A Randomized, Placebo-Controlled Clinical Trial of Intravitreal Triamcinolone for Refractory Diabetic Macular Edema

Phase 2

Completed

• Conditions: Diabetic Macular Edema

• Registration Number: NCT00369863
• Lead Sponsor: Shahid Beheshti University of Medical Sciences

Brief Summary

To determine the efficacy and safety of intravitreal triamcinolone acetonide for refractory diabetic macular edema.

Detailed Description

Overall 80% of diabetic patients with low vision are in the nonproliferative stage and the main cause of decreased visual acuity is macular edema.

According to the early treatment diabetic retinopathy study (ETDRS), the treatment of choice for diabetic macular edema (DME) is laser therapy, which may be neither effective nor curative in some patients.There are many cases which are refractory to laser treatment or not suitable candidates for it.

Corticosteroids might have a beneficial effect on DME. They have been used with different doses and routes (periocular,intravitreal,and slow released implants) for a variety of retinal diseases.
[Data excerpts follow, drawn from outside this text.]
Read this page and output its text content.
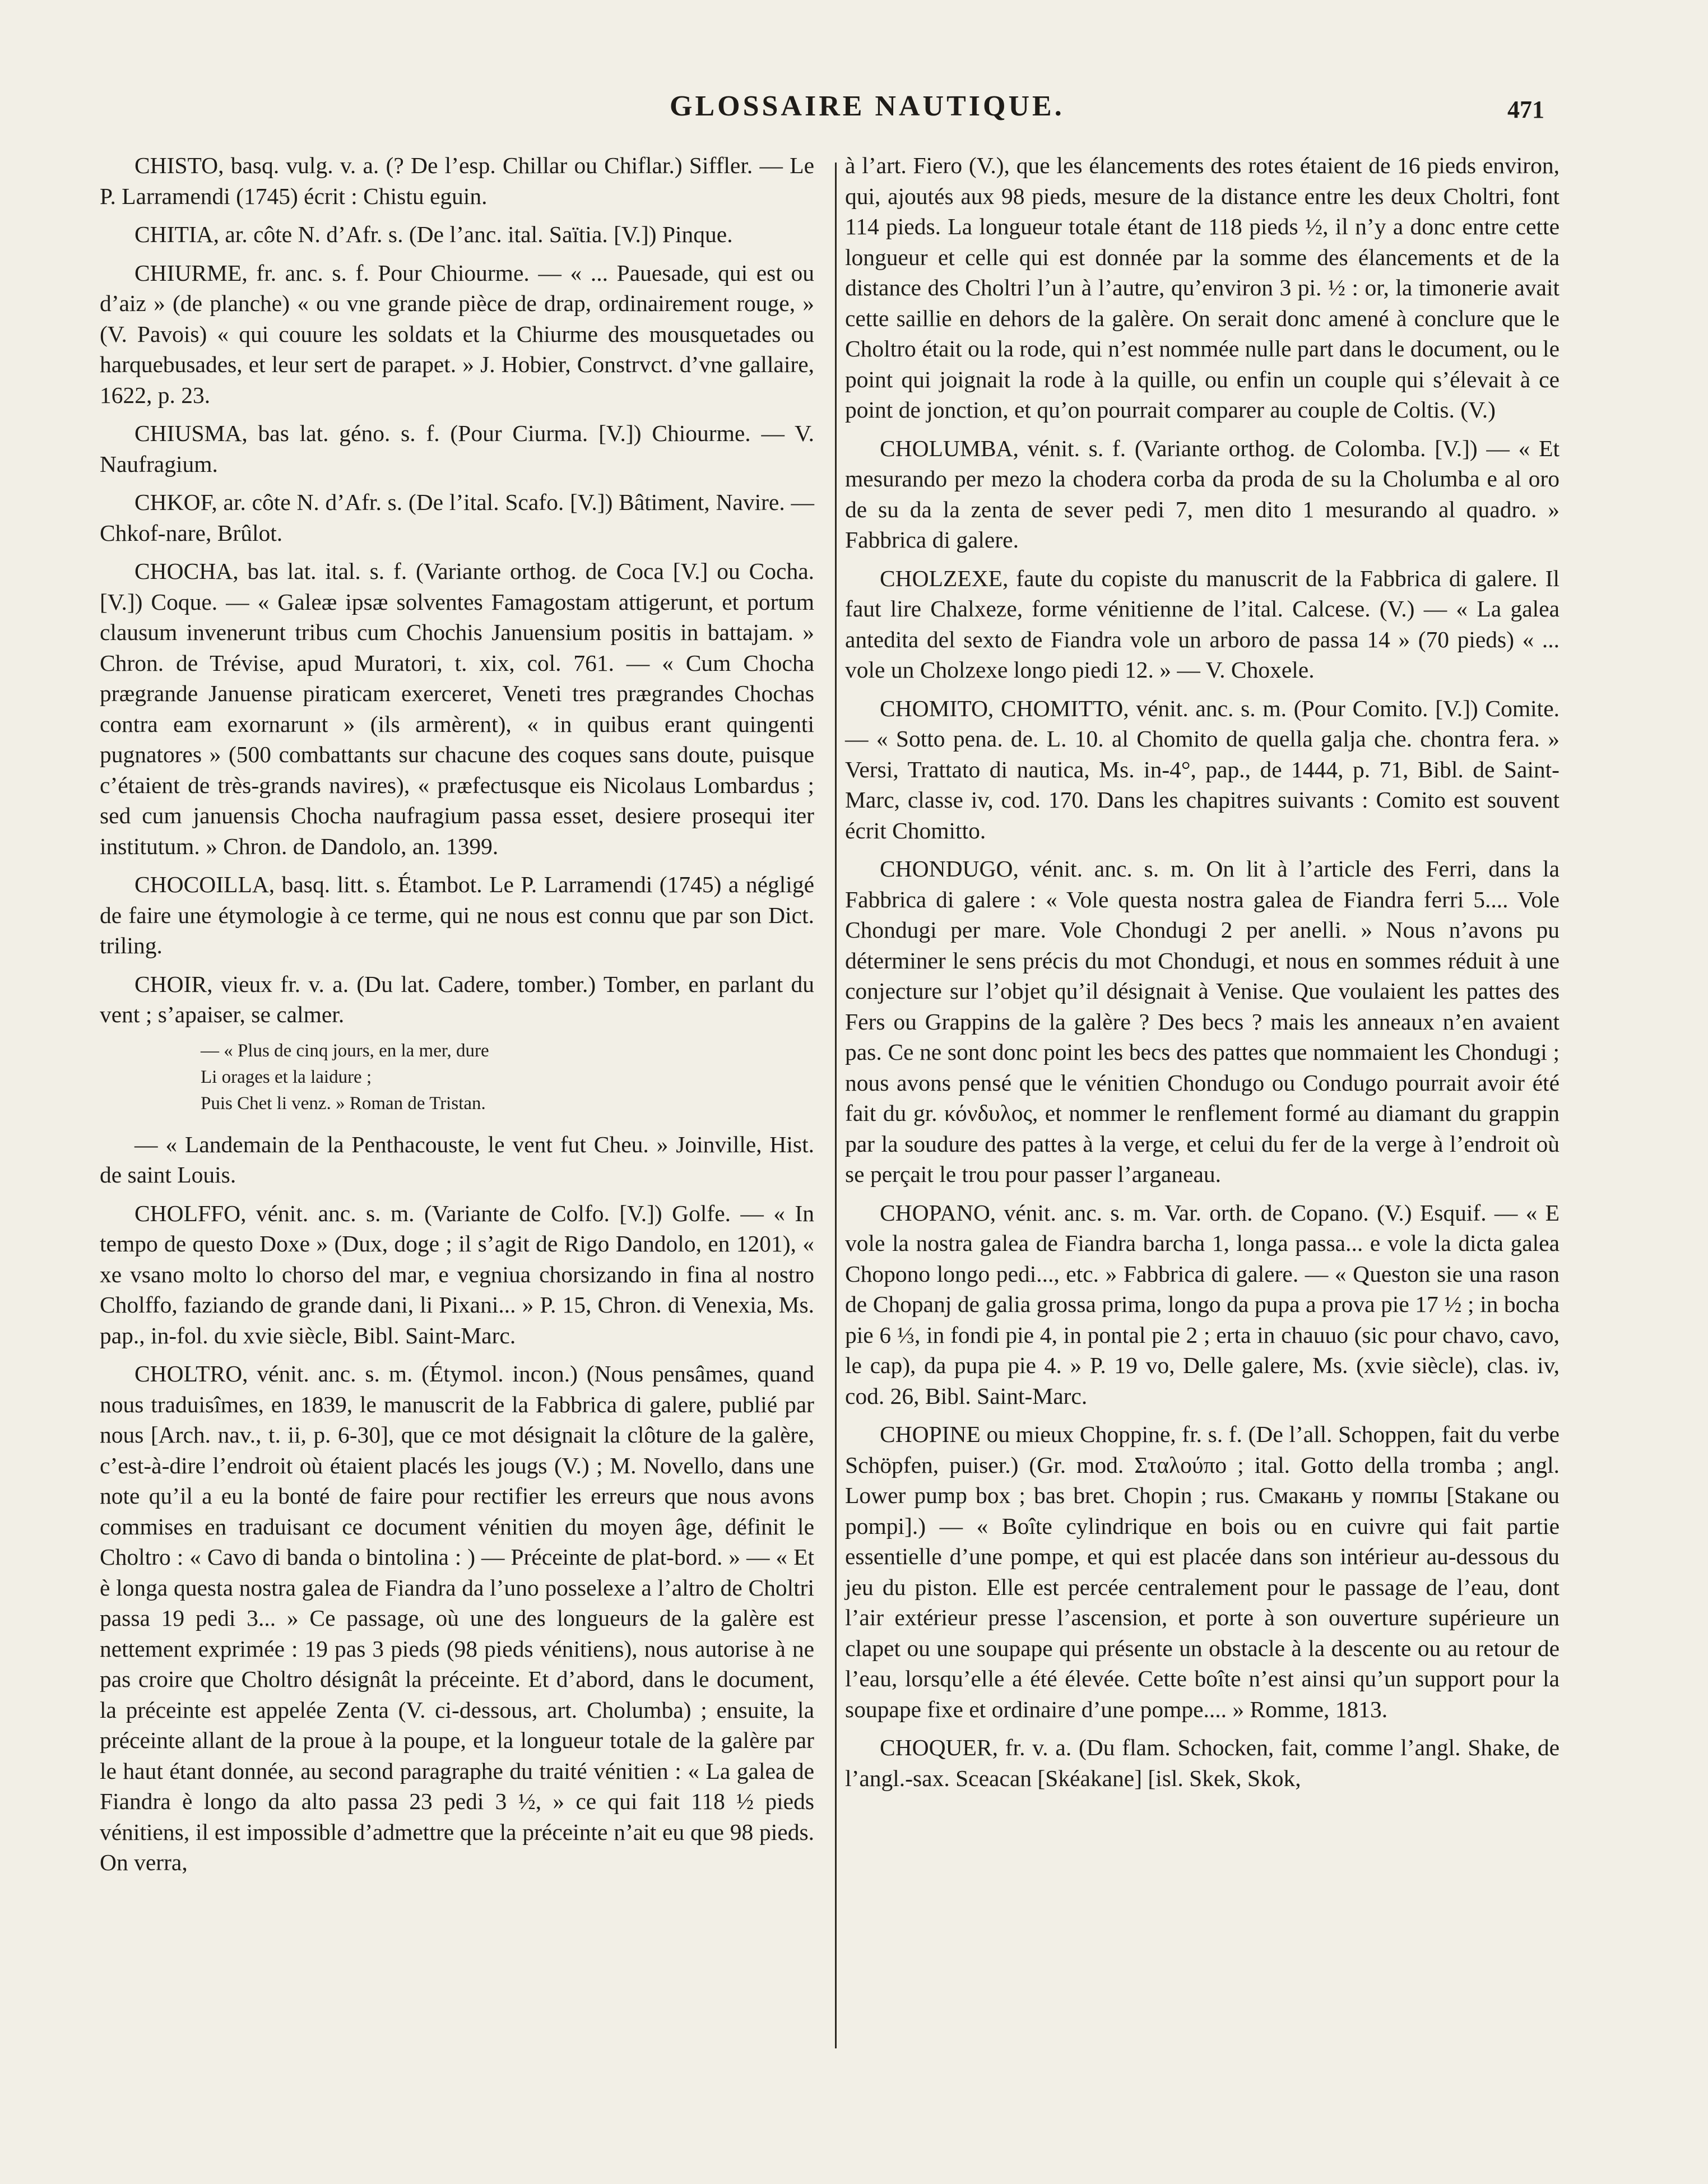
GLOSSAIRE NAUTIQUE.	471

CHISTO, basq. vulg. v. a. (? De l’esp. Chillar ou Chiflar.) Siffler. — Le P. Larramendi (1745) écrit : Chistu eguin.

CHITIA, ar. côte N. d’Afr. s. (De l’anc. ital. Saïtia. [V.]) Pinque.

CHIURME, fr. anc. s. f. Pour Chiourme. — « ... Pauesade, qui est ou d’aiz » (de planche) « ou vne grande pièce de drap, ordinairement rouge, » (V. Pavois) « qui couure les soldats et la Chiurme des mousquetades ou harquebusades, et leur sert de parapet. » J. Hobier, Constrvct. d’vne gallaire, 1622, p. 23.

CHIUSMA, bas lat. géno. s. f. (Pour Ciurma. [V.]) Chiourme. — V. Naufragium.

CHKOF, ar. côte N. d’Afr. s. (De l’ital. Scafo. [V.]) Bâtiment, Navire. — Chkof-nare, Brûlot.

CHOCHA, bas lat. ital. s. f. (Variante orthog. de Coca [V.] ou Cocha. [V.]) Coque. — « Galeæ ipsæ solventes Famagostam attigerunt, et portum clausum invenerunt tribus cum Chochis Januensium positis in battajam. » Chron. de Trévise, apud Muratori, t. xix, col. 761. — « Cum Chocha prægrande Januense piraticam exerceret, Veneti tres prægrandes Chochas contra eam exornarunt » (ils armèrent), « in quibus erant quingenti pugnatores » (500 combattants sur chacune des coques sans doute, puisque c’étaient de très-grands navires), « præfectusque eis Nicolaus Lombardus ; sed cum januensis Chocha naufragium passa esset, desiere prosequi iter institutum. » Chron. de Dandolo, an. 1399.

CHOCOILLA, basq. litt. s. Étambot. Le P. Larramendi (1745) a négligé de faire une étymologie à ce terme, qui ne nous est connu que par son Dict. triling.

CHOIR, vieux fr. v. a. (Du lat. Cadere, tomber.) Tomber, en parlant du vent ; s’apaiser, se calmer.

— « Plus de cinq jours, en la mer, dure
Li orages et la laidure ;
Puis Chet li venz. » Roman de Tristan.

— « Landemain de la Penthacouste, le vent fut Cheu. » Joinville, Hist. de saint Louis.

CHOLFFO, vénit. anc. s. m. (Variante de Colfo. [V.]) Golfe. — « In tempo de questo Doxe » (Dux, doge ; il s’agit de Rigo Dandolo, en 1201), « xe vsano molto lo chorso del mar, e vegniua chorsizando in fina al nostro Cholffo, faziando de grande dani, li Pixani... » P. 15, Chron. di Venexia, Ms. pap., in-fol. du xvie siècle, Bibl. Saint-Marc.

CHOLTRO, vénit. anc. s. m. (Étymol. incon.) (Nous pensâmes, quand nous traduisîmes, en 1839, le manuscrit de la Fabbrica di galere, publié par nous [Arch. nav., t. ii, p. 6-30], que ce mot désignait la clôture de la galère, c’est-à-dire l’endroit où étaient placés les jougs (V.) ; M. Novello, dans une note qu’il a eu la bonté de faire pour rectifier les erreurs que nous avons commises en traduisant ce document vénitien du moyen âge, définit le Choltro : « Cavo di banda o bintolina : ) — Préceinte de plat-bord. » — « Et è longa questa nostra galea de Fiandra da l’uno posselexe a l’altro de Choltri passa 19 pedi 3... » Ce passage, où une des longueurs de la galère est nettement exprimée : 19 pas 3 pieds (98 pieds vénitiens), nous autorise à ne pas croire que Choltro désignât la préceinte. Et d’abord, dans le document, la préceinte est appelée Zenta (V. ci-dessous, art. Cholumba) ; ensuite, la préceinte allant de la proue à la poupe, et la longueur totale de la galère par le haut étant donnée, au second paragraphe du traité vénitien : « La galea de Fiandra è longo da alto passa 23 pedi 3 ½, » ce qui fait 118 ½ pieds vénitiens, il est impossible d’admettre que la préceinte n’ait eu que 98 pieds. On verra,

à l’art. Fiero (V.), que les élancements des rotes étaient de 16 pieds environ, qui, ajoutés aux 98 pieds, mesure de la distance entre les deux Choltri, font 114 pieds. La longueur totale étant de 118 pieds ½, il n’y a donc entre cette longueur et celle qui est donnée par la somme des élancements et de la distance des Choltri l’un à l’autre, qu’environ 3 pi. ½ : or, la timonerie avait cette saillie en dehors de la galère. On serait donc amené à conclure que le Choltro était ou la rode, qui n’est nommée nulle part dans le document, ou le point qui joignait la rode à la quille, ou enfin un couple qui s’élevait à ce point de jonction, et qu’on pourrait comparer au couple de Coltis. (V.)

CHOLUMBA, vénit. s. f. (Variante orthog. de Colomba. [V.]) — « Et mesurando per mezo la chodera corba da proda de su la Cholumba e al oro de su da la zenta de sever pedi 7, men dito 1 mesurando al quadro. » Fabbrica di galere.

CHOLZEXE, faute du copiste du manuscrit de la Fabbrica di galere. Il faut lire Chalxeze, forme vénitienne de l’ital. Calcese. (V.) — « La galea antedita del sexto de Fiandra vole un arboro de passa 14 » (70 pieds) « ... vole un Cholzexe longo piedi 12. » — V. Choxele.

CHOMITO, CHOMITTO, vénit. anc. s. m. (Pour Comito. [V.]) Comite. — « Sotto pena. de. L. 10. al Chomito de quella galja che. chontra fera. » Versi, Trattato di nautica, Ms. in-4°, pap., de 1444, p. 71, Bibl. de Saint-Marc, classe iv, cod. 170. Dans les chapitres suivants : Comito est souvent écrit Chomitto.

CHONDUGO, vénit. anc. s. m. On lit à l’article des Ferri, dans la Fabbrica di galere : « Vole questa nostra galea de Fiandra ferri 5.... Vole Chondugi per mare. Vole Chondugi 2 per anelli. » Nous n’avons pu déterminer le sens précis du mot Chondugi, et nous en sommes réduit à une conjecture sur l’objet qu’il désignait à Venise. Que voulaient les pattes des Fers ou Grappins de la galère ? Des becs ? mais les anneaux n’en avaient pas. Ce ne sont donc point les becs des pattes que nommaient les Chondugi ; nous avons pensé que le vénitien Chondugo ou Condugo pourrait avoir été fait du gr. κόνδυλος, et nommer le renflement formé au diamant du grappin par la soudure des pattes à la verge, et celui du fer de la verge à l’endroit où se perçait le trou pour passer l’arganeau.

CHOPANO, vénit. anc. s. m. Var. orth. de Copano. (V.) Esquif. — « E vole la nostra galea de Fiandra barcha 1, longa passa... e vole la dicta galea Chopono longo pedi..., etc. » Fabbrica di galere. — « Queston sie una rason de Chopanj de galia grossa prima, longo da pupa a prova pie 17 ½ ; in bocha pie 6 ⅓, in fondi pie 4, in pontal pie 2 ; erta in chauuo (sic pour chavo, cavo, le cap), da pupa pie 4. » P. 19 vo, Delle galere, Ms. (xvie siècle), clas. iv, cod. 26, Bibl. Saint-Marc.

CHOPINE ou mieux Choppine, fr. s. f. (De l’all. Schoppen, fait du verbe Schöpfen, puiser.) (Gr. mod. Σταλούπο ; ital. Gotto della tromba ; angl. Lower pump box ; bas bret. Chopin ; rus. Смакань у помпы [Stakane ou pompi].) — « Boîte cylindrique en bois ou en cuivre qui fait partie essentielle d’une pompe, et qui est placée dans son intérieur au-dessous du jeu du piston. Elle est percée centralement pour le passage de l’eau, dont l’air extérieur presse l’ascension, et porte à son ouverture supérieure un clapet ou une soupape qui présente un obstacle à la descente ou au retour de l’eau, lorsqu’elle a été élevée. Cette boîte n’est ainsi qu’un support pour la soupape fixe et ordinaire d’une pompe.... » Romme, 1813.

CHOQUER, fr. v. a. (Du flam. Schocken, fait, comme l’angl. Shake, de l’angl.-sax. Sceacan [Skéakane] [isl. Skek, Skok,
Recently, a few prospective randomized studies, concerning the effect of intravitreal triamcinolone acetonide (IVT) on DME have been published. In their two-year results, Gillies et al. concluded that IVT improved vision and reduced macular thickness in eyes with refractory diabetic macular edema. They showed that this beneficial effect persisted for up to 2 years with repeated treatment.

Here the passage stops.